Opeens zag ik het: twee rode neuzen. Het was onze eerste ontmoeting met de CliniClowns. Dit moment blijft me altijd bij. Ze toverden namelijk een lach op het gezicht van Charlie. Ze was eerst nog wat afwachtend, maar wel nieuwsgierig. Al snel rolde Charlie de bekende rode neus terug over de grond naar de CliniClowns. Ze begreep het spel, maar nog belangrijker was dat de CliniClowns Charlie begrepen. Ze begrepen dat ze haar heel rustig moesten benaderen. Ze trokken haar aandacht op een hele vriendelijke manier en zongen haar favoriete liedje “Olifantje in het bos”. Deze afleiding was zo welkom.
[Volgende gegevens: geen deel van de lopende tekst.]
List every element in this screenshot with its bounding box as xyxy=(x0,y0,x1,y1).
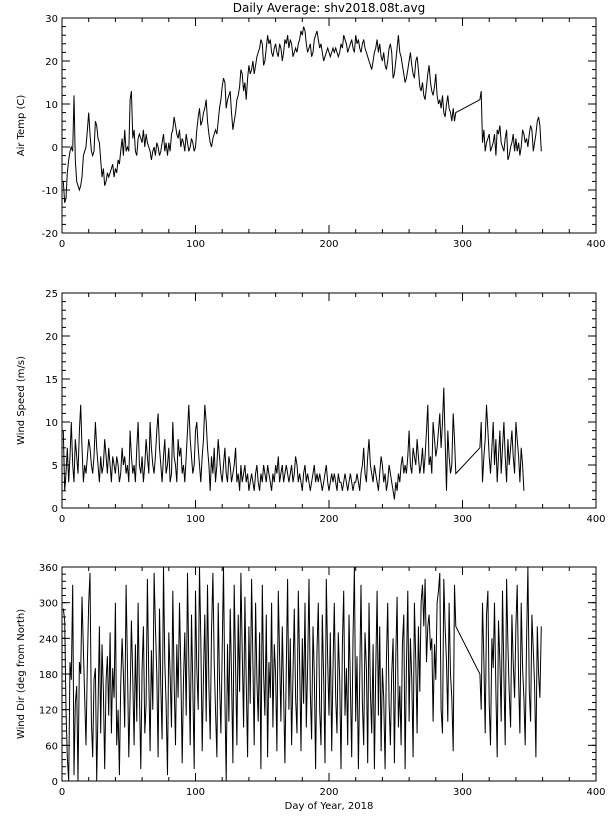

Het zorgde ervoor dat de zorgen even naar de achtergrond verdwenen. Er was even ruimte voor plezier. Het mooie was niet alleen het moment met de CliniClowns zelf, maar ook veel momenten erna. De momenten dat we samen de foto’s en filmpjes terugkeken. Dat we erover praatten en die herinneringen terug haalden. Dat Charlie vertelde wat de clowns deden, wat de grap was en er dan nogmaals om lachte.